Pajak hiburan dianggap sebagai sumber potensial untuk menambah pemasukan negara.

Namun, kritik muncul ketika pengusaha Spa di Bali, yang tergabung dalam “Gerakan Bali SPA Bersatu”, mengecam kebijakan ini karena dianggap dapat memberatkan usaha mereka.

Gibran Rakabuming Raka merespon keluhan ini dengan menegaskan bahwa jika kenaikan pajak memberatkan, maka hal tersebut tidak seharusnya dilaksanakan.

Argumen ini menunjukkan kepekaan terhadap kondisi ekonomi sektor tertentu, khususnya yang terkait dengan pariwisata.

Inisiatif Gibran bisa benar, mengingat bahwa destinasi pariwisata seperti Solo, Yogyakarta, dan Bali telah diumumkan sebagai kota destinasi wellness tourism.

Peningkatan pajak hiburan dapat dinilai sebagai kontraproduktif terhadap upaya pemerintah untuk mendorong sektor pariwisata kesehatan dan kebugaran.

Penurunan daya saing spa di Indonesia, terutama di destinasi populer, dapat merugikan industri pariwisata secara keseluruhan.

Namun, perlu diperhatikan juga bahwa penerimaan negara adalah faktor krusial untuk menjaga stabilitas ekonomi dan penyediaan layanan publik.

Peningkatan pajak, jika dilakukan secara bijak, dapat memberikan kontribusi yang signifikan terhadap pengentasan masalah ekonomi.

Dalam konteks ini, argumen pro-kenaikan pajak mengedepankan kepentingan nasional dan keberlanjutan keuangan negara.

Sebagai tambahan, peningkatan pajak bisa menjadi instrumen pengendalian ekonomi yang efektif.

Dengan mengatur pajak, pemerintah dapat mengarahkan arus dana ke sektor-sektor yang lebih produktif dan mendukung pertumbuhan ekonomi jangka panjang.

Pajak hiburan yang lebih tinggi dapat menjadi salah satu cara untuk mengarahkan dana ke sektor lain yang lebih mendesak atau memiliki dampak positif yang lebih besar pada ekonomi nasional.

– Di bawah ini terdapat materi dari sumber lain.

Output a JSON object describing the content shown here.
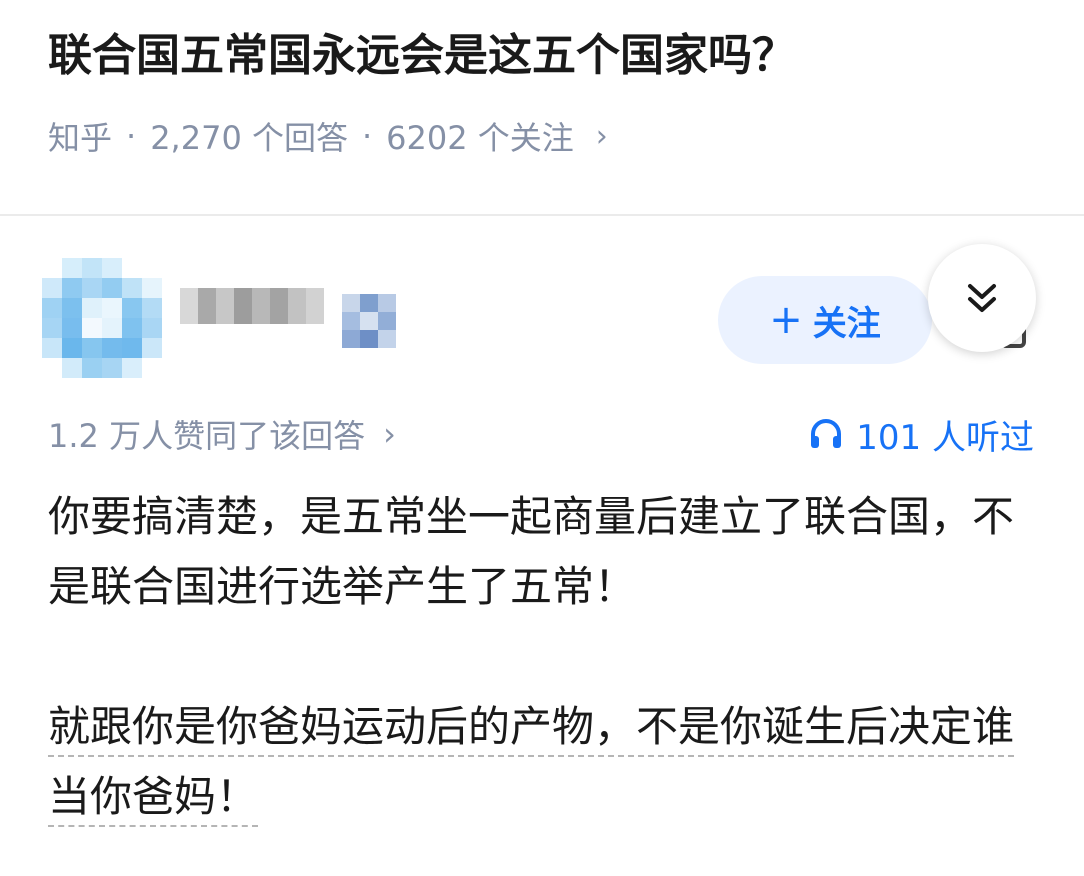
{
  "question": {
    "title": "联合国五常国永远会是这五个国家吗？",
    "source": "知乎",
    "answers": "2,270 个回答",
    "followers": "6202 个关注",
    "separator": "·",
    "chevron": "›"
  },
  "author": {
    "follow_plus": "+",
    "follow_label": "关注"
  },
  "stats": {
    "votes": "1.2 万人赞同了该回答",
    "chevron": "›",
    "listen": "101 人听过"
  },
  "answer": {
    "para1": "你要搞清楚，是五常坐一起商量后建立了联合国，不是联合国进行选举产生了五常！",
    "para2": "就跟你是你爸妈运动后的产物，不是你诞生后决定谁当你爸妈！"
  },
  "icons": {
    "collapse": "double-chevron-down-icon",
    "listen": "headphones-icon"
  },
  "colors": {
    "accent": "#1772f6",
    "meta": "#8590a6",
    "follow_bg": "#ebf2ff"
  }
}
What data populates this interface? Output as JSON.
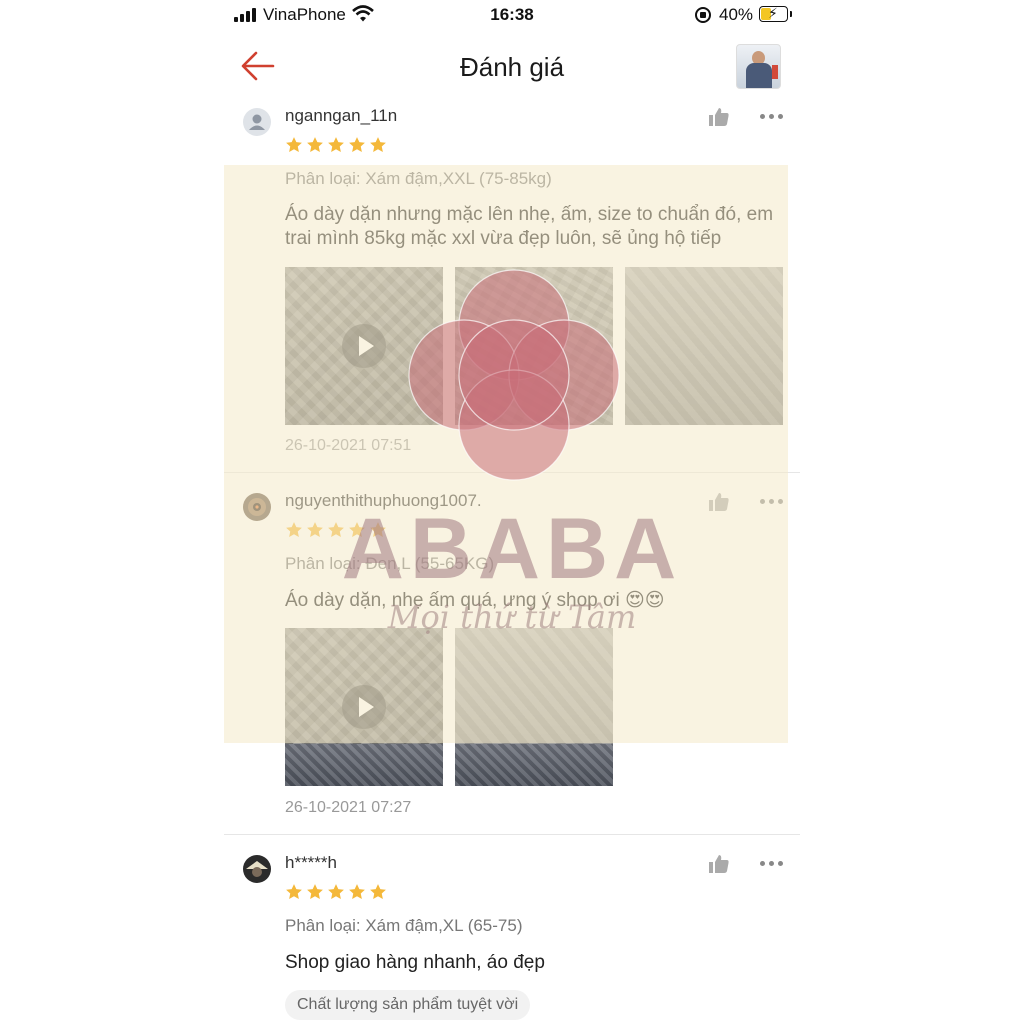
{
  "status_bar": {
    "carrier": "VinaPhone",
    "time": "16:38",
    "battery_percent": "40%",
    "battery_level": 0.4
  },
  "header": {
    "title": "Đánh giá",
    "back_icon": "arrow-left-icon",
    "accent_color": "#d0402f"
  },
  "star_color": "#f4b83a",
  "reviews": [
    {
      "username": "nganngan_11n",
      "rating": 5,
      "variant": "Phân loại: Xám đậm,XXL (75-85kg)",
      "comment": "Áo dày dặn nhưng mặc lên nhẹ, ấm, size to chuẩn đó, em trai mình 85kg mặc xxl vừa đẹp luôn, sẽ ủng hộ tiếp",
      "media": [
        "video",
        "photo",
        "photo"
      ],
      "timestamp": "26-10-2021 07:51"
    },
    {
      "username": "nguyenthithuphuong1007.",
      "rating": 5,
      "variant": "Phân loại: Đen,L (55-65KG)",
      "comment": "Áo dày dặn, nhẹ ấm quá, ưng ý shop ơi 😍😍",
      "media": [
        "video",
        "photo"
      ],
      "timestamp": "26-10-2021 07:27"
    },
    {
      "username": "h*****h",
      "rating": 5,
      "variant": "Phân loại: Xám đậm,XL (65-75)",
      "comment": "Shop giao hàng nhanh, áo đẹp",
      "tag": "Chất lượng sản phẩm tuyệt vời"
    }
  ],
  "watermark": {
    "text": "ABABA",
    "subtext": "Mọi thứ từ Tâm"
  }
}
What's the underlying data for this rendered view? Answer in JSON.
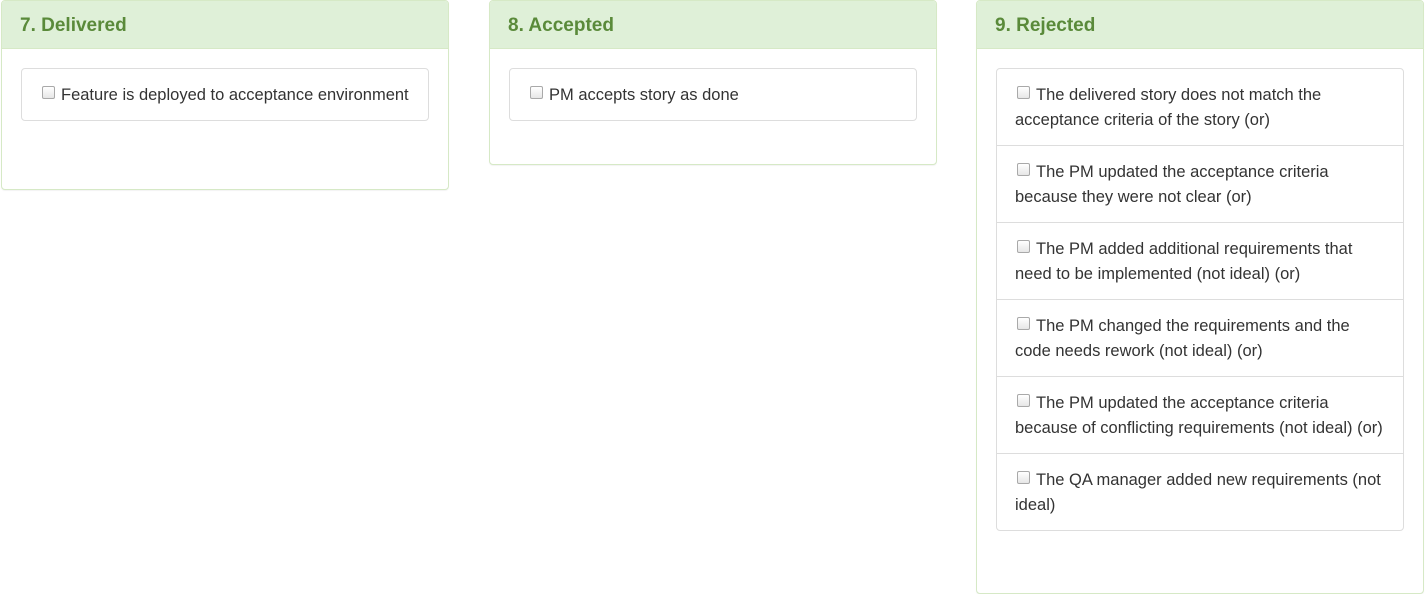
{
  "panels": [
    {
      "title": "7. Delivered",
      "items": [
        "Feature is deployed to acceptance environment"
      ]
    },
    {
      "title": "8. Accepted",
      "items": [
        "PM accepts story as done"
      ]
    },
    {
      "title": "9. Rejected",
      "items": [
        "The delivered story does not match the acceptance criteria of the story (or)",
        "The PM updated the acceptance criteria because they were not clear (or)",
        "The PM added additional requirements that need to be implemented (not ideal) (or)",
        "The PM changed the requirements and the code needs rework (not ideal) (or)",
        "The PM updated the acceptance criteria because of conflicting requirements (not ideal) (or)",
        "The QA manager added new requirements (not ideal)"
      ]
    }
  ],
  "colors": {
    "heading_bg": "#dff0d8",
    "heading_text": "#5a8a3a",
    "border": "#d6e9c6"
  }
}
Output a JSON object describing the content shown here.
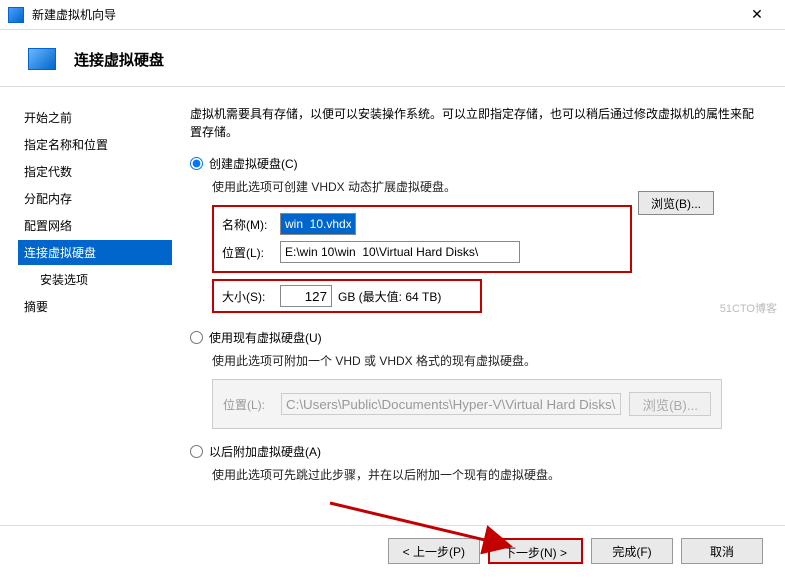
{
  "window": {
    "title": "新建虚拟机向导"
  },
  "header": {
    "title": "连接虚拟硬盘"
  },
  "sidebar": {
    "steps": [
      "开始之前",
      "指定名称和位置",
      "指定代数",
      "分配内存",
      "配置网络",
      "连接虚拟硬盘",
      "安装选项",
      "摘要"
    ]
  },
  "content": {
    "intro": "虚拟机需要具有存储，以便可以安装操作系统。可以立即指定存储，也可以稍后通过修改虚拟机的属性来配置存储。",
    "opt_create": {
      "label": "创建虚拟硬盘(C)",
      "desc": "使用此选项可创建 VHDX 动态扩展虚拟硬盘。"
    },
    "name": {
      "label": "名称(M):",
      "value": "win  10.vhdx"
    },
    "location": {
      "label": "位置(L):",
      "value": "E:\\win 10\\win  10\\Virtual Hard Disks\\",
      "browse": "浏览(B)..."
    },
    "size": {
      "label": "大小(S):",
      "value": "127",
      "suffix": "GB (最大值: 64 TB)"
    },
    "opt_use": {
      "label": "使用现有虚拟硬盘(U)",
      "desc": "使用此选项可附加一个 VHD 或 VHDX 格式的现有虚拟硬盘。"
    },
    "disabled_loc": {
      "label": "位置(L):",
      "value": "C:\\Users\\Public\\Documents\\Hyper-V\\Virtual Hard Disks\\",
      "browse": "浏览(B)..."
    },
    "opt_later": {
      "label": "以后附加虚拟硬盘(A)",
      "desc": "使用此选项可先跳过此步骤，并在以后附加一个现有的虚拟硬盘。"
    }
  },
  "buttons": {
    "prev": "< 上一步(P)",
    "next": "下一步(N) >",
    "finish": "完成(F)",
    "cancel": "取消"
  },
  "watermark": "51CTO博客"
}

Pertanyaannya adalah apakah peningkatan pajak ini seimbang dan adil.

Apakah sektor-sektor yang diuntungkan dari peningkatan pajak memberikan kontribusi yang setara dengan dampak negatifnya pada sektor yang terkena dampak?

Menghadapi tantangan ini, solusi yang harus dipertimbangkan adalah mengimplementasikan skema pembebasan pajak atau insentif khusus untuk industri yang terdampak.

Ini dapat membantu mengamankan keberlanjutan bisnis Spa di tengah kenaikan pajak yang direncanakan, sambil tetap memenuhi target penerimaan negara.

Skema ini dapat dirancang secara bijak untuk memastikan bahwa insentif tersebut memberikan dukungan maksimal pada periode penyesuaian dan tidak merugikan target penerimaan negara dalam jangka panjang.

Kebijakan pajak yang tidak seimbang dapat merugikan sektor industri tertentu, terutama dalam konteks pariwisata.

Industri hiburan memiliki peran penting dalam menarik minat wisatawan, yang pada gilirannya dapat memberikan kontribusi signifikan terhadap perekonomian nasional.

Oleh karena itu, perlu dilakukan evaluasi mendalam terkait dampak ekonomi dari peningkatan pajak hiburan ini.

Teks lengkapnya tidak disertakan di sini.